When it comes to selecting a breast implant, American women have more choices now than ever before. Between the different shapes, materials, and profiles of implants, it can sometimes become a little overwhelming in trying to figure out what might work best for your own particular goals.
In this section, we’ll review the options, and their advantages and drawbacks, to help you prepare for your consultation.
1. Traditional silicone gel-filled implants
These are a very popular option with our patients. The main reason is the “feel” of the implant – it feels very natural, as silicone gel is a good mimic for the feel of natural breast tissue. It also has the advantage of a low “ripple rate” – when the implant folds can be felt through the skin – so this is an advantage for women who are very slender. Also, there are a wide variety of shapes and sizes available from FDA-approved manufacturers.
Disadvantages: it is a little more expensive compared to a traditional saline implant. It is not adjustable in size, as it is pre-filled at the implant factory. Follow-up imaging of the breast, with either ultrasound or MRI, is recommended by the FDA to periodically check on the status of the implants. It is often most convenient to do ultrasound imaging of the breast at the same time as a mammogram appointment.
2. “Gummy Bear” (cohesive) silicone implants
This is a new generation of high-tech silicone gel implants that has rapidly been growing in terms of popularity. Although the term “gummy bear” is widely used, the correct name for this implant is a “form-stable cohesive gel implant” or “generation 5 implant”. The gel on the inside is still made of silicone, but it is formulated in a way that is thicker and semi-solid. (Think of “Jell-O” or a marshmallow, rather than honey.) As a result, should the implant develop a tear in the outer shell, the thick gel on the inside does not migrate or spread out, giving the gummy bear implant more of a leak-resistant nature.
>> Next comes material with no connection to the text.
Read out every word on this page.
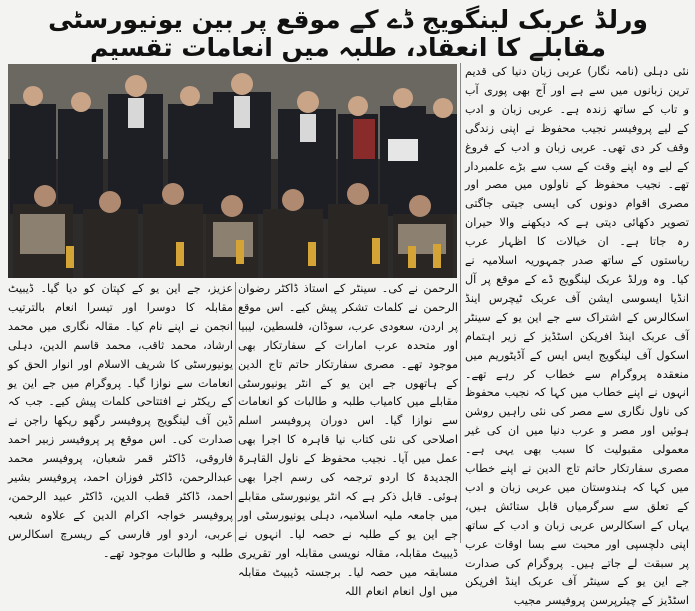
ورلڈ عربک لینگویج ڈے کے موقع پر بین یونیورسٹی مقابلے کا انعقاد، طلبہ میں انعامات تقسیم

نئی دہلی (نامہ نگار) عربی زبان دنیا کی قدیم ترین زبانوں میں سے ہے اور آج بھی پوری آب و تاب کے ساتھ زندہ ہے۔ عربی زبان و ادب کے لیے پروفیسر نجیب محفوظ نے اپنی زندگی وقف کر دی تھی۔ عربی زبان و ادب کے فروغ کے لیے وہ اپنے وقت کے سب سے بڑے علمبردار تھے۔ نجیب محفوظ کے ناولوں میں مصر اور مصری اقوام دونوں کی ایسی جیتی جاگتی تصویر دکھائی دیتی ہے کہ دیکھنے والا حیران رہ جاتا ہے۔ ان خیالات کا اظہار عرب ریاستوں کے ساتھ صدر جمہوریہ اسلامیہ نے کیا۔ وہ ورلڈ عربک لینگویج ڈے کے موقع پر آل انڈیا ایسوسی ایشن آف عربک ٹیچرس اینڈ اسکالرس کے اشتراک سے جے این یو کے سینٹر آف عربک اینڈ افریکن اسٹڈیز کے زیر اہتمام اسکول آف لینگویج ایس ایس کے آڈیٹوریم میں منعقدہ پروگرام سے خطاب کر رہے تھے۔ انہوں نے اپنے خطاب میں کہا کہ نجیب محفوظ کی ناول نگاری سے مصر کی نئی راہیں روشن ہوئیں اور مصر و عرب دنیا میں ان کی غیر معمولی مقبولیت کا سبب بھی یہی ہے۔ مصری سفارتکار حاتم تاج الدین نے اپنے خطاب میں کہا کہ ہندوستان میں عربی زبان و ادب کے تعلق سے سرگرمیاں قابل ستائش ہیں، یہاں کے اسکالرس عربی زبان و ادب کے ساتھ اپنی دلچسپی اور محبت سے بسا اوقات عرب پر سبقت لے جاتے ہیں۔ پروگرام کی صدارت جے این یو کے سینٹر آف عربک اینڈ افریکن اسٹڈیز کے چیئرپرسن پروفیسر مجیب

الرحمن نے کی۔ سینٹر کے استاذ ڈاکٹر رضوان الرحمن نے کلمات تشکر پیش کیے۔ اس موقع پر اردن، سعودی عرب، سوڈان، فلسطین، لیبیا اور متحدہ عرب امارات کے سفارتکار بھی موجود تھے۔ مصری سفارتکار حاتم تاج الدین کے ہاتھوں جے این یو کے انٹر یونیورسٹی مقابلے میں کامیاب طلبہ و طالبات کو انعامات سے نوازا گیا۔ اس دوران پروفیسر اسلم اصلاحی کی نئی کتاب نیا قاہرہ کا اجرا بھی عمل میں آیا۔ نجیب محفوظ کے ناول القاہرۃ الجدیدۃ کا اردو ترجمہ کی رسم اجرا بھی ہوئی۔ قابل ذکر ہے کہ انٹر یونیورسٹی مقابلے میں جامعہ ملیہ اسلامیہ، دہلی یونیورسٹی اور جے این یو کے طلبہ نے حصہ لیا۔ انہوں نے ڈیبیٹ مقابلہ، مقالہ نویسی مقابلہ اور تقریری مسابقہ میں حصہ لیا۔ برجستہ ڈیبیٹ مقابلہ میں اول انعام انعام اللہ

عزیز، جے این یو کے کپتان کو دیا گیا۔ ڈیبیٹ مقابلہ کا دوسرا اور تیسرا انعام بالترتیب انجمن نے اپنے نام کیا۔ مقالہ نگاری میں محمد ارشاد، محمد ثاقب، محمد قاسم الدین، دہلی یونیورسٹی کا شریف الاسلام اور انوار الحق کو انعامات سے نوازا گیا۔ پروگرام میں جے این یو کے ریکٹر نے افتتاحی کلمات پیش کیے۔ جب کہ ڈین آف لینگویج پروفیسر رگھو ریکھا راجن نے صدارت کی۔ اس موقع پر پروفیسر زبیر احمد فاروقی، ڈاکٹر قمر شعبان، پروفیسر محمد عبدالرحمن، ڈاکٹر فوزان احمد، پروفیسر بشیر احمد، ڈاکٹر قطب الدین، ڈاکٹر عبید الرحمن، پروفیسر خواجہ اکرام الدین کے علاوہ شعبہ عربی، اردو اور فارسی کے ریسرچ اسکالرس طلبہ و طالبات موجود تھے۔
The ripple rate is said to be very low.
The cost of the round “Inspira Cohesive” implants from Allergan is a little higher than the standard silicone gel implants. These implants are just slightly firmer in their feel, compared to the traditional silicone implants, and get good reviews from our patients.
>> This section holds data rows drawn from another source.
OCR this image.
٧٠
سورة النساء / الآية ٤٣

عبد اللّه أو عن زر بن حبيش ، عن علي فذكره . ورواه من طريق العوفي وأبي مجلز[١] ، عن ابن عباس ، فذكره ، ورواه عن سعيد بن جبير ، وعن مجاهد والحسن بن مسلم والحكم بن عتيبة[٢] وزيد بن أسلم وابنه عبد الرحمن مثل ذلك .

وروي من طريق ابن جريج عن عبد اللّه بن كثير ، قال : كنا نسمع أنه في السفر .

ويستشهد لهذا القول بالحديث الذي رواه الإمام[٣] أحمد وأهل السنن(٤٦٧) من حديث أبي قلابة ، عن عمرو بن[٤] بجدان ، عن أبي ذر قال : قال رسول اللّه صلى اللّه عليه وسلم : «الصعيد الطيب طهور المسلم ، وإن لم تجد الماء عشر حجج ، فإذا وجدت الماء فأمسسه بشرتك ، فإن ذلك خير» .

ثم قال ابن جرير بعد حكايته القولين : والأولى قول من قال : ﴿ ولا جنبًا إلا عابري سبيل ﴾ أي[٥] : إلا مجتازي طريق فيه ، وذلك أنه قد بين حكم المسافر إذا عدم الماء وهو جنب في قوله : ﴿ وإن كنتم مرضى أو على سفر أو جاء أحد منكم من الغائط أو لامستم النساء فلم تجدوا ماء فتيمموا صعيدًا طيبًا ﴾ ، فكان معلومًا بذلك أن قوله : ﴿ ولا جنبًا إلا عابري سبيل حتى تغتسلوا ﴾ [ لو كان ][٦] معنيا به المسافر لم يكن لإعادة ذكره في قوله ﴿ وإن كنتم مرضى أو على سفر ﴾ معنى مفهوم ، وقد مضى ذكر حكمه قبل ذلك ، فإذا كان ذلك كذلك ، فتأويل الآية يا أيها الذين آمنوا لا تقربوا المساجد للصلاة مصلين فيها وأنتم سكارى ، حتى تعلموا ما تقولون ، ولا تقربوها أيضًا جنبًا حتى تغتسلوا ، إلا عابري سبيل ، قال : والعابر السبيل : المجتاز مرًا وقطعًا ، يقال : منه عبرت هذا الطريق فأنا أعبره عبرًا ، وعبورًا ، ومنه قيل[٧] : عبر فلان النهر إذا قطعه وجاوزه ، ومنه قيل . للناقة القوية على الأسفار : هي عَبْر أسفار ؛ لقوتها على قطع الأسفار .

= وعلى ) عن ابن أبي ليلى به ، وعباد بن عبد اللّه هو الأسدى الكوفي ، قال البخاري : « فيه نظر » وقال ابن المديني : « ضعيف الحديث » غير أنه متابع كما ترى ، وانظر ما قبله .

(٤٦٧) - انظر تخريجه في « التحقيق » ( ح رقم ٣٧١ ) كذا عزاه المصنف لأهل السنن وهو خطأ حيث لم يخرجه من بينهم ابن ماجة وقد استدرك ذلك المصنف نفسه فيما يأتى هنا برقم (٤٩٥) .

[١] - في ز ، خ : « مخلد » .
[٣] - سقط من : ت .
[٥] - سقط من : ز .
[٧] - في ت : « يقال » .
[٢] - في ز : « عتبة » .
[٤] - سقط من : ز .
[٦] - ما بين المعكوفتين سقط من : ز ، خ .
Dr. Fiala prefers these cohesive implants for women who are very slender, for those with ripple problems, and for those patients who prefer a little more fullness in the upper part of the breast.
3. Traditional Saline implants
Saline implants have the advantage of being the least expensive implant and being adjustable by the surgeon at the time of the procedure, which may be especially helpful for women with major breast asymmetry. They can work very well in women who have good coverage of the implant, with about one inch of tissue thickness over the implant. In women who are slender, however, ripples and wrinkles from the implant can sometimes be seen or felt through the thin tissue. This occurs in about 10% of patients overall and is most common in saline implants that were placed in the sub-glandular position (“over the muscle”). Sub-pectoral positioning can reduce rippling in the cleavage area, but may not help with ripples in the outer-lower part of the breast.
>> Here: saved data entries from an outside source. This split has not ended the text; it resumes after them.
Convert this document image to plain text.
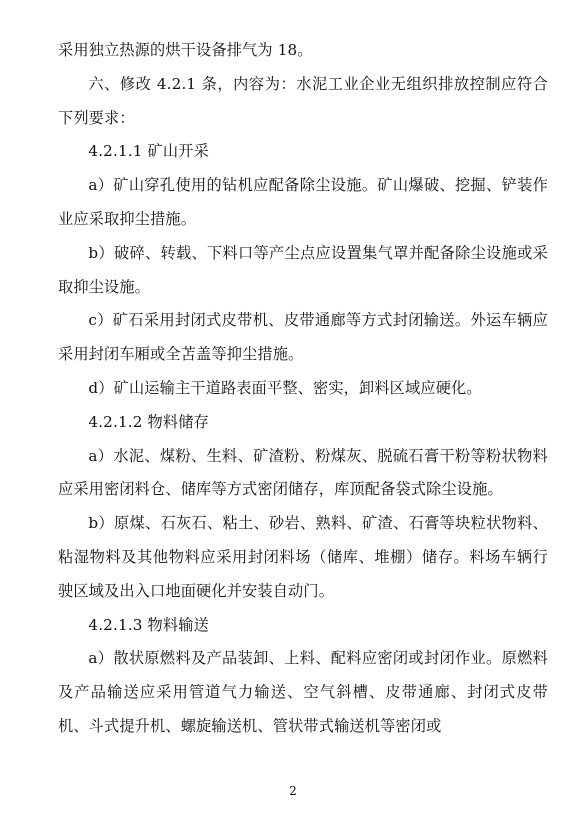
采用独立热源的烘干设备排气为 18。

六、修改 4.2.1 条，内容为：水泥工业企业无组织排放控制应符合下列要求：

4.2.1.1 矿山开采

a）矿山穿孔使用的钻机应配备除尘设施。矿山爆破、挖掘、铲装作业应采取抑尘措施。

b）破碎、转载、下料口等产尘点应设置集气罩并配备除尘设施或采取抑尘设施。

c）矿石采用封闭式皮带机、皮带通廊等方式封闭输送。外运车辆应采用封闭车厢或全苫盖等抑尘措施。

d）矿山运输主干道路表面平整、密实，卸料区域应硬化。

4.2.1.2 物料储存

a）水泥、煤粉、生料、矿渣粉、粉煤灰、脱硫石膏干粉等粉状物料应采用密闭料仓、储库等方式密闭储存，库顶配备袋式除尘设施。

b）原煤、石灰石、粘土、砂岩、熟料、矿渣、石膏等块粒状物料、粘湿物料及其他物料应采用封闭料场（储库、堆棚）储存。料场车辆行驶区域及出入口地面硬化并安装自动门。

4.2.1.3 物料输送

a）散状原燃料及产品装卸、上料、配料应密闭或封闭作业。原燃料及产品输送应采用管道气力输送、空气斜槽、皮带通廊、封闭式皮带机、斗式提升机、螺旋输送机、管状带式输送机等密闭或

2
Saline implants do not require follow-up MRIs or ultrasounds, so they are a reasonable “low-maintenance” choice. It’s easy to tell if they ever deflate. Since they are adjustable at the time of surgery, we can customize the fill to the patient’s desires.
4. Structured Saline implants
As of May 2023, the IDEAL multi-chambered saline implant is no longer available. We are sorry to see them leave the marketplace, as their saline implant design was innovative and had a excellent feel.
In the USA, there are currently three FDA-approved companies that manufacture and sell breast implants: Allergan, Mentor, and Sientra. Not all companies sell all types of devices.
After years of working with all the companies’ implants, we feel that they all are high-quality devices. There are, however, subtle differences in the sizes and shapes that each company makes, and subtle differences in the manufacturing methods.
Each company has its own trade name for its products. Mentor, for example, uses the term “MemoryGel” to refer to the silicone gel in its traditional gel implants. Allergan calls their implants by the “Natrelle” trademark, while their newer implants also get the “Inspira” designation. Don’t get bogged down with these marketing terms – we will answer any questions you may have about this during your consultation.
All three companies have warranties on the implants against leakage. These programs are quite similar between the companies.